Peyot Marie-Line, Nolan Christopher J, Soni Krishnakant, Joly Erik, Lussier Roxane, Corkey Barbara E, Wang Shu Pei, Mitchell Grant A, Prentki Marc
Molecular Nutrition Unit, Department of Nutrition, University of Montréal and the Centre Hospitalier de l'Université de Montréal, Montréal, Québec, Canada.
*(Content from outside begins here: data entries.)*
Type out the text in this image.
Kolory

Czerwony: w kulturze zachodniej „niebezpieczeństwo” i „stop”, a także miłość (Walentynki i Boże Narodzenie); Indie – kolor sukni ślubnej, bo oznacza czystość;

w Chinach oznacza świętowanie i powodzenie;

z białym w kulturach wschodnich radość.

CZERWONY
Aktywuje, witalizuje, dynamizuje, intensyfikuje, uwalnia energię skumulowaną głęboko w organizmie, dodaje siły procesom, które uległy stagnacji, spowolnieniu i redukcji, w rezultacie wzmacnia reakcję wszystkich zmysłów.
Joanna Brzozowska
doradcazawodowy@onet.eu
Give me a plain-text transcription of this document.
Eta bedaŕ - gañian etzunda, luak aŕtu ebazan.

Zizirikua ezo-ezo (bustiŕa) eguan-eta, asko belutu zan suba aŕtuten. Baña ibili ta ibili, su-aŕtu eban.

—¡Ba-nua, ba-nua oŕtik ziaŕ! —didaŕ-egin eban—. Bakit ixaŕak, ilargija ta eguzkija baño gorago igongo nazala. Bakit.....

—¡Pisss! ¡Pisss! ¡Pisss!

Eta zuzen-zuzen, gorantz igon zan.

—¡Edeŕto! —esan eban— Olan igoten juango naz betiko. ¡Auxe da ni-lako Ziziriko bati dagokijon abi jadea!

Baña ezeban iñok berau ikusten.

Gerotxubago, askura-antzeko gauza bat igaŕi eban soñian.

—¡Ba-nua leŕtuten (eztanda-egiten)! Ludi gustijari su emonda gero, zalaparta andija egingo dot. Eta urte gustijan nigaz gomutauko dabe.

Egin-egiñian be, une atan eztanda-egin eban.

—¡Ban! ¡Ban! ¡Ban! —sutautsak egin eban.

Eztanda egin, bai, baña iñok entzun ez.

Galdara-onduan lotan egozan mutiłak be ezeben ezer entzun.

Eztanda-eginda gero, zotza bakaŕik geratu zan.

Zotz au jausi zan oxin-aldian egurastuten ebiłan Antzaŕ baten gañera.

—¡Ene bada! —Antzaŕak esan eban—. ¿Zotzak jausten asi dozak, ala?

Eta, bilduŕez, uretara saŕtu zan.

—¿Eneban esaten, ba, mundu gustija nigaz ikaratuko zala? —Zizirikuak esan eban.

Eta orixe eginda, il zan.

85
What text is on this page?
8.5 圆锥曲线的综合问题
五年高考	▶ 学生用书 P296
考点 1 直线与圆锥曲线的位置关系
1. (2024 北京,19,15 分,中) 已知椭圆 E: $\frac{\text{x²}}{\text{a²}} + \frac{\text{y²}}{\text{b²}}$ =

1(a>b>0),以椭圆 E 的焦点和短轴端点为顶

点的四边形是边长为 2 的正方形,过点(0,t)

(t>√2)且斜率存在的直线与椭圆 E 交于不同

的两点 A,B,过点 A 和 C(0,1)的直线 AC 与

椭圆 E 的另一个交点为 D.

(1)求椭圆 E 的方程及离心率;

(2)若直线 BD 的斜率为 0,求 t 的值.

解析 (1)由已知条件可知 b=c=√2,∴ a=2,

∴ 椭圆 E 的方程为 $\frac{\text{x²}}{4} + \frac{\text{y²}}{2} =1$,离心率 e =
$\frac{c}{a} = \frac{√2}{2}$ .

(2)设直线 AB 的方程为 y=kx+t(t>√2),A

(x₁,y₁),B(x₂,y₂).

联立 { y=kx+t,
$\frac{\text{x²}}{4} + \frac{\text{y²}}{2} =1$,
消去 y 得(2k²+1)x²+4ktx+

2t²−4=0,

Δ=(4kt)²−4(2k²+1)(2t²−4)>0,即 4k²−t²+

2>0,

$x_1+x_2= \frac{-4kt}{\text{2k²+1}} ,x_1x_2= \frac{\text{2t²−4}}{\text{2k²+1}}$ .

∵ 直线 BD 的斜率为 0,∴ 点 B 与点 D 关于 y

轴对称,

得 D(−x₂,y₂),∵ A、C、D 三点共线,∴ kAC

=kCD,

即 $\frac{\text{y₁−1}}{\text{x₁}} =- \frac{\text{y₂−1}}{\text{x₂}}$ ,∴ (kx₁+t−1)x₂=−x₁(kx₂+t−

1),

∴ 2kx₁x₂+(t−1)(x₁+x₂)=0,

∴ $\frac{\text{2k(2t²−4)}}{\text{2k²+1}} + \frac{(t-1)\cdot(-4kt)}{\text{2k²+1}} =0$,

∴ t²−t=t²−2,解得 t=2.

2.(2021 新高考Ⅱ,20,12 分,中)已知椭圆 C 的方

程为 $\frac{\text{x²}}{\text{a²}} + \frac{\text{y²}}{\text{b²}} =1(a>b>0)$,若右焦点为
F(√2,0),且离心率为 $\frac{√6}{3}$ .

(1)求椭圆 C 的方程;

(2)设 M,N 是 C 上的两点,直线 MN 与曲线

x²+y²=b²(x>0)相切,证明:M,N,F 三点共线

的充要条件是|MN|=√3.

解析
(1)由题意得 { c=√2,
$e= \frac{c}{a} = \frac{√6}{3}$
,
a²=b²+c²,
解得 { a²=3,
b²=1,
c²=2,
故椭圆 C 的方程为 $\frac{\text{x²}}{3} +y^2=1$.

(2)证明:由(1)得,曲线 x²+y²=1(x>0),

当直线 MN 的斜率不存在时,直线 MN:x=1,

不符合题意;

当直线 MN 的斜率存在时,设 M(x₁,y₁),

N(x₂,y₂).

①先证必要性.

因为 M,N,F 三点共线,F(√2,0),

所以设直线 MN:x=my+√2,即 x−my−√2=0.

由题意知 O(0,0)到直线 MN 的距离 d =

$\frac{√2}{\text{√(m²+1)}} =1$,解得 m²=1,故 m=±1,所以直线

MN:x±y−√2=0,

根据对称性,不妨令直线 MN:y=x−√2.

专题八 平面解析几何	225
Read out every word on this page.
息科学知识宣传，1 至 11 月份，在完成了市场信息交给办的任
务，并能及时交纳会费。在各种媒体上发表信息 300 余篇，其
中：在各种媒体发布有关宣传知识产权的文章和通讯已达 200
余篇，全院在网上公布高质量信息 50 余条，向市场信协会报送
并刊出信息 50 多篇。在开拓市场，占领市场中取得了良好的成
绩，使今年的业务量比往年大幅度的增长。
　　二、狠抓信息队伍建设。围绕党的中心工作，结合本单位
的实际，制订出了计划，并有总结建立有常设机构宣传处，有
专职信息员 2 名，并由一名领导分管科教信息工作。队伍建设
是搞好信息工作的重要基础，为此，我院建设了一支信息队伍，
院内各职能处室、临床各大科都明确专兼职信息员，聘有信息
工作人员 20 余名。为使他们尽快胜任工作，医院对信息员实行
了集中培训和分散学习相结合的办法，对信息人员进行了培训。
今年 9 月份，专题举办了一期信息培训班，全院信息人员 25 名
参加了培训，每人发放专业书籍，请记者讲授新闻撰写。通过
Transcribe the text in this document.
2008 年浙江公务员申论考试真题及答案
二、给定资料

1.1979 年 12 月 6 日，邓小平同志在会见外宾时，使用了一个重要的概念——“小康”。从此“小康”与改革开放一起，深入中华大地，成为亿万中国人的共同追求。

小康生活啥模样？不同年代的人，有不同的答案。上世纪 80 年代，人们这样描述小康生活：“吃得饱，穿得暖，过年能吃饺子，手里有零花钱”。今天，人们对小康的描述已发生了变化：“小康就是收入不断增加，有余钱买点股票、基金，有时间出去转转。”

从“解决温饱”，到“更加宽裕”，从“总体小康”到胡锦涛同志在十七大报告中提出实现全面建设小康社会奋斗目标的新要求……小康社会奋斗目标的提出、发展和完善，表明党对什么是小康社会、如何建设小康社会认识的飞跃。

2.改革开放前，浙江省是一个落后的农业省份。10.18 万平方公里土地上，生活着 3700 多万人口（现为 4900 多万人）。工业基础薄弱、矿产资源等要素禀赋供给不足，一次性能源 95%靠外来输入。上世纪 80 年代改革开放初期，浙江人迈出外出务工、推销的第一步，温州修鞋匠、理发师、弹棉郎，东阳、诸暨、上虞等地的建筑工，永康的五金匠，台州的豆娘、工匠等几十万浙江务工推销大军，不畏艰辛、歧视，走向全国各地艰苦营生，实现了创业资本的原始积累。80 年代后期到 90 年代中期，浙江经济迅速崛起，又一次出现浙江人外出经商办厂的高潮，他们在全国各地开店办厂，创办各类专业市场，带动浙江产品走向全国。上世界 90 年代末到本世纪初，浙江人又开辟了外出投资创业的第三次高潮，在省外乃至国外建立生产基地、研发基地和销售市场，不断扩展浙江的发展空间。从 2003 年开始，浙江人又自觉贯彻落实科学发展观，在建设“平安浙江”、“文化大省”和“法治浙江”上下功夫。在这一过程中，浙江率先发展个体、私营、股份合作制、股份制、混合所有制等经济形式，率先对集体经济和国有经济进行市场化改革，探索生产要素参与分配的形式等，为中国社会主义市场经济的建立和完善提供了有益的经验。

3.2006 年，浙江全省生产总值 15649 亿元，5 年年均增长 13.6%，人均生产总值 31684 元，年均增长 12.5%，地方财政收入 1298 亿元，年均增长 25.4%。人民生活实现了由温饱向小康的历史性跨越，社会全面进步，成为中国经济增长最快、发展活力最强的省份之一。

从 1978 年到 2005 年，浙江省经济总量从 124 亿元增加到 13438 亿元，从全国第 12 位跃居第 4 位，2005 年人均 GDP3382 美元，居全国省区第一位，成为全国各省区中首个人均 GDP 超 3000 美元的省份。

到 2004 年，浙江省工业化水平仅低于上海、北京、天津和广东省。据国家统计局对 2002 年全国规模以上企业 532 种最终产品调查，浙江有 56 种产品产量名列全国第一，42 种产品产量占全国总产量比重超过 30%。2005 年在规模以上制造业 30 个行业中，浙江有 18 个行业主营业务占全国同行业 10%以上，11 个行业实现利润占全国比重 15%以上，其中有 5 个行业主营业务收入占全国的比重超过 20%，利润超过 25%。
Diabetes. 2004 Jul;53(7):1733-42. doi: 10.2337/diabetes.53.7.1733.
We previously reported decreased glucose-stimulated insulin secretion (GSIS) in hormone-sensitive lipase-null mice (HSL(-/-)), both in vivo and in vitro. The focus of the current study was to gain further insight into the signaling role and regulation of lipolysis in islet tissue. The effect of glucagon-like peptide 1 (GLP-1) on GSIS was also studied, as GLP-1 could augment GSIS via protein kinase A activation of HSL and lipolysis. Freshly isolated islets from fasted and fed male HSL(-/-) and wild-type (HSL(+/+)) mice were studied at ages 4 and 7 months. Neutral cholesteryl ester hydrolase activity was markedly reduced in islets from both 4- and 7-month-old male HSL(-/-) mice, whereas a marked deficiency in triglyceride lipase activity became evident only in the older mice. The deficiencies in lipase activities were associated with higher islet triglyceride content and reduced lipolysis at basal glucose levels. Lipolysis was stimulated by high glucose in islets of both wild-type and HSL-null mice. Severe deficiencies in GSIS were found, but only in islets from 7-month-old, fasted, male HSL(-/-) mice. GSIS was less affected in 4-month-old fasted male HSL(-/-) mice and not reduced in female mice. Exogenous delivery of free fatty acids (FFAs) rescued GSIS, supporting the view that the lack of endogenous FFA supply for lipid-signaling processes in HSL(-/-) mice was responsible for the loss of GSIS. GLP-1 also rescued GSIS in HSL(-/-) mice, indicating that signaling via HSL is not a major pathway for its incretin effect. Thus, the secretory phenotype of HSL-null mice is gender dependent, increases with age, and is influenced by the nutritional state. Under most circumstances, the major determinant of lipolytic flux in the beta-cell involves an enzyme(s) other than HSL that is acutely activated by glucose. Our results support the view that the availability of endogenous FFA through HSL and an additional enzyme(s) is involved in providing lipid moieties for beta-cell signaling for secretion in response to glucose.
我们之前报道过,在体内和体外实验中,激素敏感脂肪酶基因敲除小鼠(HSL(-/-))的葡萄糖刺激胰岛素分泌(GSIS)均有所下降。当前研究的重点是进一步深入了解胰岛组织中脂解作用的信号传导作用及调控机制。我们还研究了胰高血糖素样肽1(GLP-1)对GSIS的影响,因为GLP-1可通过蛋白激酶A激活HSL和脂解作用来增强GSIS。对4个月和7个月大的禁食及喂食状态下的雄性HSL(-/-)和野生型(HSL(+/+))小鼠新鲜分离的胰岛进行了研究。4个月和7个月大的雄性HSL(-/-)小鼠胰岛中的中性胆固醇酯水解酶活性均显著降低,而甘油三酯脂肪酶活性的显著缺陷仅在年龄较大的小鼠中才明显。脂肪酶活性的缺陷与胰岛甘油三酯含量升高以及基础葡萄糖水平下脂解作用降低有关。野生型和HSL基因敲除小鼠的胰岛中,高葡萄糖均可刺激脂解作用。我们发现严重的GSIS缺陷,但仅存在于7个月大、禁食的雄性HSL(-/-)小鼠的胰岛中。4个月大的禁食雄性HSL(-/-)小鼠的GSIS受影响较小,雌性小鼠中则未降低。外源性递送游离脂肪酸(FFA)可挽救GSIS,这支持了一种观点,即HSL(-/-)小鼠中缺乏用于脂质信号传导过程的内源性FFA供应是导致GSIS丧失的原因。GLP-1也可挽救HSL(-/-)小鼠的GSIS,表明通过HSL的信号传导不是其肠促胰岛素效应的主要途径。因此,HSL基因敲除小鼠的分泌表型具有性别依赖性,随年龄增加,且受营养状态影响。在大多数情况下,β细胞中脂解通量的主要决定因素涉及一种或多种除HSL之外的酶,这些酶可被葡萄糖急性激活。我们的结果支持这样一种观点,即通过HSL和其他一种或多种酶提供的内源性FFA可参与为β细胞信号传导提供脂质部分,以响应葡萄糖进行分泌。